On our checkerboard test with a 50% blue tint, this configuration still produces
100% different pixels because the errors hit all channels simultaneously:
- Black tiles fail on blue (0.502 > 0.500)
- White tiles fail on red/green (0.498 > 0.001)
Asymmetric tolerance is most useful when your effect operates on a subset of
channels (e.g., a luma-only filter that shouldn't touch chroma, or an alpha
matte generator).
## Smoothstep — controlling the heatmap visually
The blackbody heatmap maps error magnitude through a smoothstep sigmoid:
```
t = smoothstep(smooth_a, smooth_b, max_error)
```
where `t = 0` maps to black and `t = 1` maps to white, with the thermal
gradient in between (blue → orange → white).
`smooth_a` and `smooth_b` define the transition zone:
| `smooth_a: 0.0, smooth_b: 0.05` | Amplify tiny differences — 0–5% error fills the full colormap. Useful for spotting subtle rounding artifacts. |
| `smooth_a: 0.0, smooth_b: 1.0` | Linear contrast — 0–100% error maps linearly across the full gradient. Good default. |
| `smooth_a: 0.3, smooth_b: 1.0` | Ignore errors below 30%. Only significant deviations produce colour. |
| `smooth_a: 0.45, smooth_b: 0.55` | Narrow band around 50%. Highlights which pixels are at exactly that error level — useful for verifying a specific tint strength. |
The smoothstep is applied in both the GPU kernel (`diff.slang`) and the CPU
path (`write_heatmap_png`), so results are consistent regardless of which path
you use.
## Monotonicity — a property your diff engine must have
A correct diff algorithm is **monotonic**: as you increase tolerance, the number
of pixels counted as "different" must never go up. If raising tolerance from
0.01 to 0.05 suddenly flags *more* pixels as different, the algorithm is flawed.
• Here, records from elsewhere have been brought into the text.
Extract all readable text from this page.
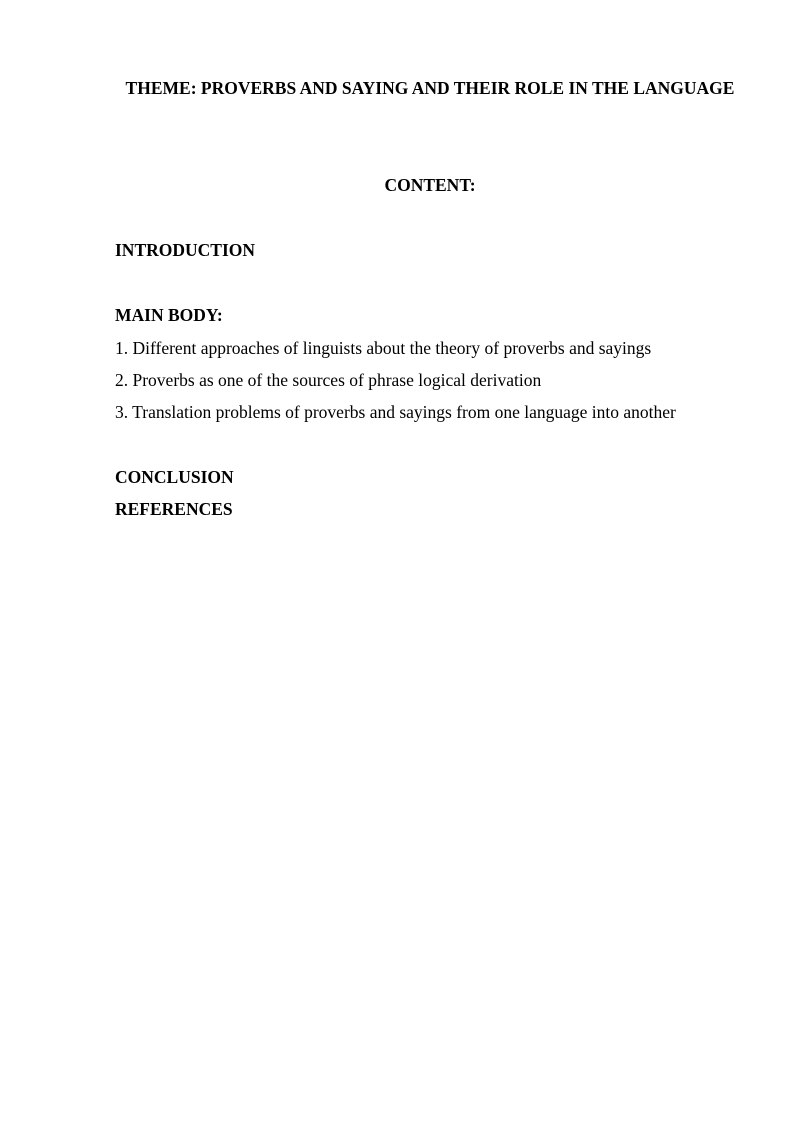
THEME: PROVERBS AND SAYING AND THEIR ROLE IN THE LANGUAGE

CONTENT:

INTRODUCTION

MAIN BODY:

1. Different approaches of linguists about the theory of proverbs and sayings

2. Proverbs as one of the sources of phrase logical derivation

3. Translation problems of proverbs and sayings from one language into another

CONCLUSION

REFERENCES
Our test suite verifies monotonicity across 7 tolerance levels (0.0 through 1.0)
and confirms that MAE, Max Error, and RMSE remain constant — they measure raw
error, not pass/fail counts, so they must be tolerance-invariant.
## Reading the JSON report
Every comparison produces a machine-readable JSON report:
```json
{
"width": 2600,
"height": 1548,
"pixels_total": 4024800,
"pixels_equal": 0,
"pixels_different": 4024800,
"different_ratio": 1.0,
"mean_absolute_error": 0.25,
"max_absolute_error": 0.514,
"root_mean_square_error": 0.353,
"psnr": 9.03,
"thresholds": {
"per_channel_absolute": [0.01, 0.01, 0.01, 0.01],
"max_different_ratio": 0.01
},
"passed": true
}
```
Feed this to CI dashboards, regression tracking, or automated alerts. The
`passed` field reports whether thresholds were met (always `true` in report-only
mode; configurable via `DiffPolicy`).